Eu não consegui fazer nada além de abraçá-lo. Thomas às vezes tinha pensamentos intensos demais para um garoto tão jovem. Mas o que eu podia fazer? Esse era o mundo que ele conheceu. O único. Desde cedo ele aprendeu a não machucar ninguém a menos que fosse machucado antes, e que toda vida humana era valiosa, mas isso caía por terra a partir do momento que a outra pessoa o colocava em risco.
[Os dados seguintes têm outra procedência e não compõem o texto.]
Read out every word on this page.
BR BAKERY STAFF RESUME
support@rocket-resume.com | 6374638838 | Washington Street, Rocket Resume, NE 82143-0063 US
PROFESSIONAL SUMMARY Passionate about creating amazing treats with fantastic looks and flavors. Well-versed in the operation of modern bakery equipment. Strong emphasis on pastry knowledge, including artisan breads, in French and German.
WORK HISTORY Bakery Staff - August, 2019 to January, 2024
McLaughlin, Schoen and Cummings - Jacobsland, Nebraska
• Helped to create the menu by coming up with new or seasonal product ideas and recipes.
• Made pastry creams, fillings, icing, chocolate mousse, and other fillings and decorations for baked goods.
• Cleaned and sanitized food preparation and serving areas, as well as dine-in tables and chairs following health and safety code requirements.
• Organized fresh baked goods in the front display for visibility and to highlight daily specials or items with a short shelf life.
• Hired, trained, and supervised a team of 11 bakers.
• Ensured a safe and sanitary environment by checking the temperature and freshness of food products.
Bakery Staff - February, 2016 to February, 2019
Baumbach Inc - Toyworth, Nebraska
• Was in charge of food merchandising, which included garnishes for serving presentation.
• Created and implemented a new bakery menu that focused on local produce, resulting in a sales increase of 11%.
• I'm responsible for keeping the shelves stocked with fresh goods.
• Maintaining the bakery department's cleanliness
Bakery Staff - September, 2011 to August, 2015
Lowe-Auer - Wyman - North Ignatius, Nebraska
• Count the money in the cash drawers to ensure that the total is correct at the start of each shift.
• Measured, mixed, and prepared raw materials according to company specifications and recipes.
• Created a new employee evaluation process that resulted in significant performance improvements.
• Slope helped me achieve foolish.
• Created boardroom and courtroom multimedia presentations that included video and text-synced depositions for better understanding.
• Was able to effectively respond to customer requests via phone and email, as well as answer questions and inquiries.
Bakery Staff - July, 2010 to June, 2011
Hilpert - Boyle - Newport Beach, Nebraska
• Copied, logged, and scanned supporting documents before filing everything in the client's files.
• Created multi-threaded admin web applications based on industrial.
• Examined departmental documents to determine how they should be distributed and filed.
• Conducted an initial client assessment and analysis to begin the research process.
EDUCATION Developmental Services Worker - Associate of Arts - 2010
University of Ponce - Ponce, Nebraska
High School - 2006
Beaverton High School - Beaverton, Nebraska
Thomas estava colocando isso em prática, agindo e pensando como eu e Negan havíamos ensinado-o e preparado-o. Ele era uma mistura meio e meio de nós dois, e apesar de que eu preferisse que ele tivesse conhecido o mundo como foi um dia, no fundo sabia que era melhor ele não ter uma noção de como tudo era melhor antes. Eu estava orgulhosa do homem que eu estava criando, e Negan não precisava falar para que eu soubesse, seus olhos brilhantes eram o suficiente.

Um dia, daqui há muitos anos, Thomas estaria no comando desse lugar ou de qualquer outra comunidade, e eu sabia que estava moldando alguém forte, inteligente e de bom coração, e por agora, isso bastava.